KARAWANG | TERASPASUNDAN.COM | Pendidikan kesetaraan yang disalurkan melalui Pusat Kegiatan Belajar Masyarakat (PKBM) disetiap kecamatan di kabupaten Karawang tidak dipungut biaya sepeserpun. Hal tersebut disampaikan langsung oleh Kepala Bidang (Kabid) PAUD dan Dikmas Disdikpora Karawang, Kosim Taryana.
Disampaikannya, pemerintah daerah sudah membiayai program kesetaraan melalui dana APBD 100 persen. Hal ini bertujuan untuk meningkatkan IPM dan memberikan kesempatan kepada masyarakat dari kalangan bawah untuk bisa bersaing didunia industri ataupun profesional.

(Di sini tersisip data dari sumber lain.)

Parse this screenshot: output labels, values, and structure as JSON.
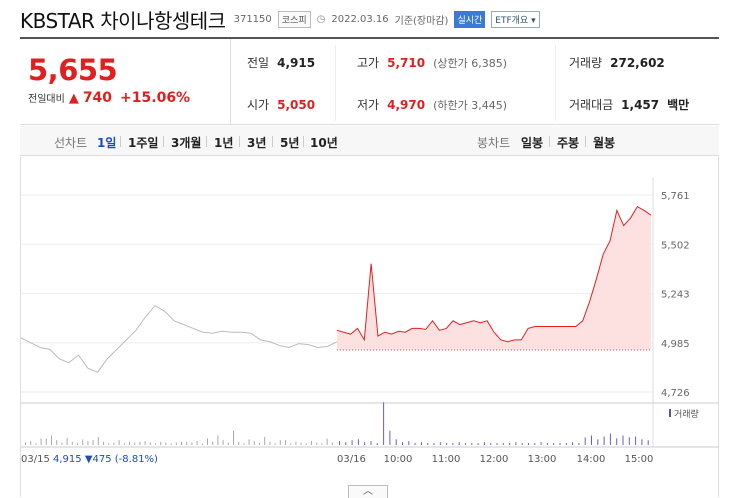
{
  "header": {
    "title": "KBSTAR 차이나항셍테크",
    "code": "371150",
    "market": "코스피",
    "date": "2022.03.16",
    "basis": "기준(장마감)",
    "realtime_label": "실시간",
    "etf_label": "ETF개요"
  },
  "price": {
    "current": "5,655",
    "diff_label": "전일대비",
    "diff_arrow": "▲",
    "diff": "740",
    "pct": "+15.06%"
  },
  "stats": {
    "prev_label": "전일",
    "prev": "4,915",
    "high_label": "고가",
    "high": "5,710",
    "high_limit": "(상한가 6,385)",
    "volume_label": "거래량",
    "volume": "272,602",
    "open_label": "시가",
    "open": "5,050",
    "low_label": "저가",
    "low": "4,970",
    "low_limit": "(하한가 3,445)",
    "amount_label": "거래대금",
    "amount": "1,457",
    "amount_unit": "백만"
  },
  "tabs": {
    "line_label": "선차트",
    "periods": [
      "1일",
      "1주일",
      "3개월",
      "1년",
      "3년",
      "5년",
      "10년"
    ],
    "candle_label": "봉차트",
    "candles": [
      "일봉",
      "주봉",
      "월봉"
    ]
  },
  "chart_data": {
    "type": "line",
    "y_ticks": [
      "5,761",
      "5,502",
      "5,243",
      "4,985",
      "4,726"
    ],
    "ylim": [
      4726,
      5761
    ],
    "x_ticks": [
      "03/16",
      "10:00",
      "11:00",
      "12:00",
      "13:00",
      "14:00",
      "15:00"
    ],
    "volume_legend": "거래량",
    "prev_day": {
      "label": "03/15",
      "close": "4,915",
      "arrow": "▼",
      "change": "475",
      "pct": "(-8.81%)"
    },
    "series": [
      {
        "values_prev_day": [
          5010,
          4985,
          4960,
          4950,
          4900,
          4880,
          4920,
          4850,
          4830,
          4900,
          4950,
          5000,
          5050,
          5120,
          5180,
          5150,
          5100,
          5080,
          5060,
          5040,
          5035,
          5045,
          5040,
          5040,
          5035,
          5000,
          4990,
          4970,
          4960,
          4980,
          4975,
          4960,
          4965,
          4990
        ],
        "values_today": [
          5050,
          5040,
          5030,
          5060,
          5000,
          5400,
          5020,
          5040,
          5030,
          5045,
          5040,
          5060,
          5060,
          5055,
          5100,
          5050,
          5060,
          5100,
          5080,
          5090,
          5100,
          5090,
          5100,
          5040,
          5000,
          4990,
          5000,
          5000,
          5060,
          5070,
          5070,
          5070,
          5070,
          5070,
          5070,
          5070,
          5100,
          5200,
          5320,
          5450,
          5520,
          5680,
          5600,
          5640,
          5700,
          5680,
          5655
        ],
        "baseline": 4915
      }
    ]
  }
}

“Pembiayaannya semua gratis , asal usianya masih masuk usia reguler. Jadi batas usianya maksimal 21 tahun, yang diatas 21 tahun tetap bayar normal sesuai kebutuhan PKBM,” paparnya.

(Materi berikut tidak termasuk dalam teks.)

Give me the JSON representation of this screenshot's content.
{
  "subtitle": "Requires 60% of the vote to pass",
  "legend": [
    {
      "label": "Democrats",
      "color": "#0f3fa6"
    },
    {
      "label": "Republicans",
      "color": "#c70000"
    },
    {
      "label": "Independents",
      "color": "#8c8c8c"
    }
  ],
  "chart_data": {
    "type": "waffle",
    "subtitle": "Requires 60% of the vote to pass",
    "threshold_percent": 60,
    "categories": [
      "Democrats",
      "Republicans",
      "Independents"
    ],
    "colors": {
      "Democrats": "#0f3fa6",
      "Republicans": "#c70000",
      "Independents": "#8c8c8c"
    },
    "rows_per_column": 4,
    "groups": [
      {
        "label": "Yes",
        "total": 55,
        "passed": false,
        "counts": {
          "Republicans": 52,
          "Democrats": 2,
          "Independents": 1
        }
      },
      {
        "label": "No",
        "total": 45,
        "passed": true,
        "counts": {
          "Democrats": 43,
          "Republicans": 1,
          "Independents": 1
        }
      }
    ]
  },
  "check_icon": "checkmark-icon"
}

Dikatakannya, banyak hal yang lebih menarik dan menguntungkan dari pendidikan non formal. Baik dari cara belajar, metode dan ujian.
“Pendidikan kesetaraan atau pendidikan non formal memang berbeda dengan pendidikan pormal. Akan tetapi, banyak keuntungan lebih yang didapatkan dibandingkan dengan pendidikan formal,” katanya, Jumat (19/7).
Dimana keuntungan yang diperoleh adalah, pendidikan non formal biaya pendidikanya gratis, ada proses peningkatan skil individu, dan ada juga tatap muka melalui daring ataupun langsung.
“Sekarang dapodik pendidikan non formal sama dengan yang formal. Bedanya cuman dicara mengajar. Kalau yang formal setiap hari membahas materi sedikit praktek, kalau yang non formal 3 hari materi 3 hari peningkatan skil,” tuturnya.
Masih disampaikannya, ada 1320 siswa yang sudah terdaftar di Tahuan 2024 untuk mengikuti pendidikan kesetaraan di kabupaten Karawang. Namun angka tersebut masih dikatakan jauh dari data kebutuhan.
“Ada 30 ribu lebih warga Karawang yang tidak bisa melanjutkan pendidikan dan sampai Tahun 2024 sudah lebih dari 10 ribu yang masuk pendidikan kesetaraan. Maka masih 20 ribuan lagi yang harus dikejar,’ terangnya.
Adapun yang menjadi kendala, sambungnya, minimnya kesadaran pentingnya pendidikan dikalangan masyarakat. Terlebih masyarakat dari kalangan bawah, yang memang kepikiran untuk langsung bekerja ketika lulus sekolah SD ataupun SMP.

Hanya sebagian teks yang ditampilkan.